Strangely enough, while it is reasonable to think that a routine physical examination completed in the end of pregnancy would be safe as houses, that might not exactly be the case. Veteran OB-GYN Elizabeth Sauter, M.D., FACOG of Westport, Connecticut, tells Romper that "every patient is an individual, so there is no black and white," but that "in a normal cervical exam at 36 to 42 weeks, a non-aggressive exam will not put a patient in labor. However, if the cervix is 'ripe,' i.e. dilated, effaced, or soft, it could stimulate the release of prostaglandins which are actually used to induce labor." The Mayo Clinic agrees with this sentiment, and noted that any type of labor induction is only effective if a pregnant person's cervix is "ready" and ripe for labor.
If you talk to moms, you'll find there are really two camps: one is the camp of "a day after my last vaginal exam, poof — I went into labor," and the other is the camp of "you could drive the truck from Mad Max: Fury Road through my vagina, and that baby would stick." I am in the former camp. My son was born a scant two days after my last vaginal exam. During that exam, I learned I wasn't effaced at all. I was maybe 1 centimeter dilated, and he was high up in my abdomen. Extremely high — unending reflux-feels-like-a-foot-in-my-throat high. But because my anemia was so bad, and my Braxton Hicks were so bad, I was going to the OB-GYN a few times per week at that point. That last week, I had three pelvic exams.
And I'm not complaining. I was beyond miserable, and if having my OB-GYN's hand in my vagina so frequently meant going into labor? I would've lived on that impersonal table in Manhattan, legs akimbo. But can a cervical check induce labor on someone like me, whose cervix was so high and tight?
According to Board Certified OB-GYN Sheila Chhutani, M.D., of Dallas, Texas, it's not usually the case, but it can happen. She tells Romper, "A cervical exam in and of itself will not induce labor," but she notes that there are strategies that doctors can employ to help things along. "During an exam, a practitioner can 'sweep the membranes' which means using their fingers during an exam to separate the amnion (bag of water) from the uterine wall," Chhutani says. This can then jumpstart the release of hormones that bring on labor, reported The Journal of Clinical Gynecology and Obstetrics.
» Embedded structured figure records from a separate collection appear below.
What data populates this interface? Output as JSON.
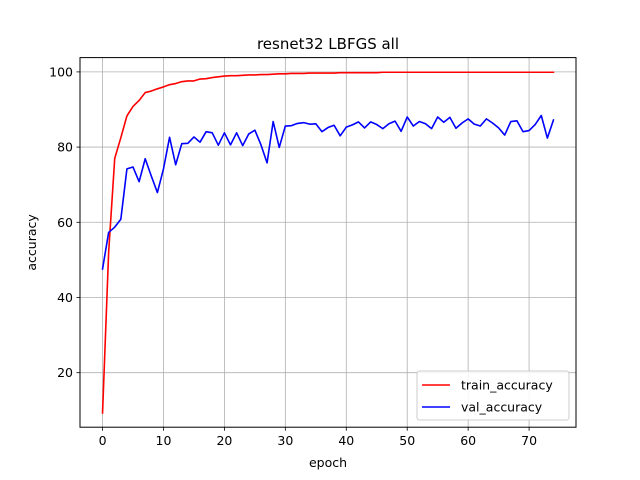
{
  "chart_data": {
    "type": "line",
    "title": "resnet32 LBFGS all",
    "xlabel": "epoch",
    "ylabel": "accuracy",
    "xlim": [
      -3.7,
      77.7
    ],
    "ylim": [
      5.5,
      103.8
    ],
    "xticks": [
      0,
      10,
      20,
      30,
      40,
      50,
      60,
      70
    ],
    "yticks": [
      20,
      40,
      60,
      80,
      100
    ],
    "grid": true,
    "legend_position": "lower right",
    "series": [
      {
        "name": "train_accuracy",
        "color": "#ff0000",
        "x": [
          0,
          1,
          2,
          3,
          4,
          5,
          6,
          7,
          8,
          9,
          10,
          11,
          12,
          13,
          14,
          15,
          16,
          17,
          18,
          19,
          20,
          21,
          22,
          23,
          24,
          25,
          26,
          27,
          28,
          29,
          30,
          31,
          32,
          33,
          34,
          35,
          36,
          37,
          38,
          39,
          40,
          41,
          42,
          43,
          44,
          45,
          46,
          47,
          48,
          49,
          50,
          51,
          52,
          53,
          54,
          55,
          56,
          57,
          58,
          59,
          60,
          61,
          62,
          63,
          64,
          65,
          66,
          67,
          68,
          69,
          70,
          71,
          72,
          73,
          74
        ],
        "values": [
          9.3,
          52,
          77,
          82.5,
          88.3,
          90.8,
          92.4,
          94.5,
          94.9,
          95.5,
          96,
          96.6,
          96.9,
          97.4,
          97.6,
          97.6,
          98.1,
          98.2,
          98.5,
          98.7,
          98.9,
          99,
          99,
          99.1,
          99.2,
          99.2,
          99.3,
          99.3,
          99.4,
          99.5,
          99.5,
          99.6,
          99.6,
          99.6,
          99.7,
          99.7,
          99.7,
          99.7,
          99.7,
          99.8,
          99.8,
          99.8,
          99.8,
          99.8,
          99.8,
          99.8,
          99.9,
          99.9,
          99.9,
          99.9,
          99.9,
          99.9,
          99.9,
          99.9,
          99.9,
          99.9,
          99.9,
          99.9,
          99.9,
          99.9,
          99.9,
          99.9,
          99.9,
          99.9,
          99.9,
          99.9,
          99.9,
          99.9,
          99.9,
          99.9,
          99.9,
          99.9,
          99.9,
          99.9,
          99.9
        ]
      },
      {
        "name": "val_accuracy",
        "color": "#0000ff",
        "x": [
          0,
          1,
          2,
          3,
          4,
          5,
          6,
          7,
          8,
          9,
          10,
          11,
          12,
          13,
          14,
          15,
          16,
          17,
          18,
          19,
          20,
          21,
          22,
          23,
          24,
          25,
          26,
          27,
          28,
          29,
          30,
          31,
          32,
          33,
          34,
          35,
          36,
          37,
          38,
          39,
          40,
          41,
          42,
          43,
          44,
          45,
          46,
          47,
          48,
          49,
          50,
          51,
          52,
          53,
          54,
          55,
          56,
          57,
          58,
          59,
          60,
          61,
          62,
          63,
          64,
          65,
          66,
          67,
          68,
          69,
          70,
          71,
          72,
          73,
          74
        ],
        "values": [
          47.6,
          57.3,
          58.7,
          60.8,
          74.2,
          74.7,
          70.8,
          76.9,
          72.3,
          67.9,
          74.2,
          82.6,
          75.3,
          80.9,
          81,
          82.7,
          81.3,
          84.1,
          83.8,
          80.5,
          83.8,
          80.6,
          83.8,
          80.4,
          83.5,
          84.5,
          80.6,
          75.8,
          86.8,
          79.9,
          85.6,
          85.7,
          86.3,
          86.5,
          86.1,
          86.2,
          84.1,
          85.2,
          85.8,
          83,
          85.3,
          85.9,
          86.7,
          85.1,
          86.7,
          86,
          84.9,
          86.2,
          86.9,
          84.2,
          88,
          85.6,
          86.8,
          86.2,
          84.9,
          88,
          86.6,
          87.9,
          85,
          86.4,
          87.5,
          86.1,
          85.6,
          87.5,
          86.4,
          85.1,
          83.2,
          86.8,
          87,
          84.1,
          84.4,
          86,
          88.4,
          82.4,
          87.2
        ]
      }
    ]
  }
}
It also hurts like heck. When I went in to be induced with my daughter, this was the first thing my OB-GYN did to get things started. I didn't love it, but it worked. According to Chhutani, it doesn't always though. "During an aggressive exam, the bag of water can accidentally be broken and thereby [incite] labor. This happens rarely without the aid of a device to break the water, unless the practitioner is actively trying to on exam."
The bottom line is that whether or not a cervical exam will induce labor is highly dependent upon the mother and the practitioner, but it's not entirely out of the realm of possibility. If you're overdue and your OB-GYN wants to do a check, just think positive thoughts.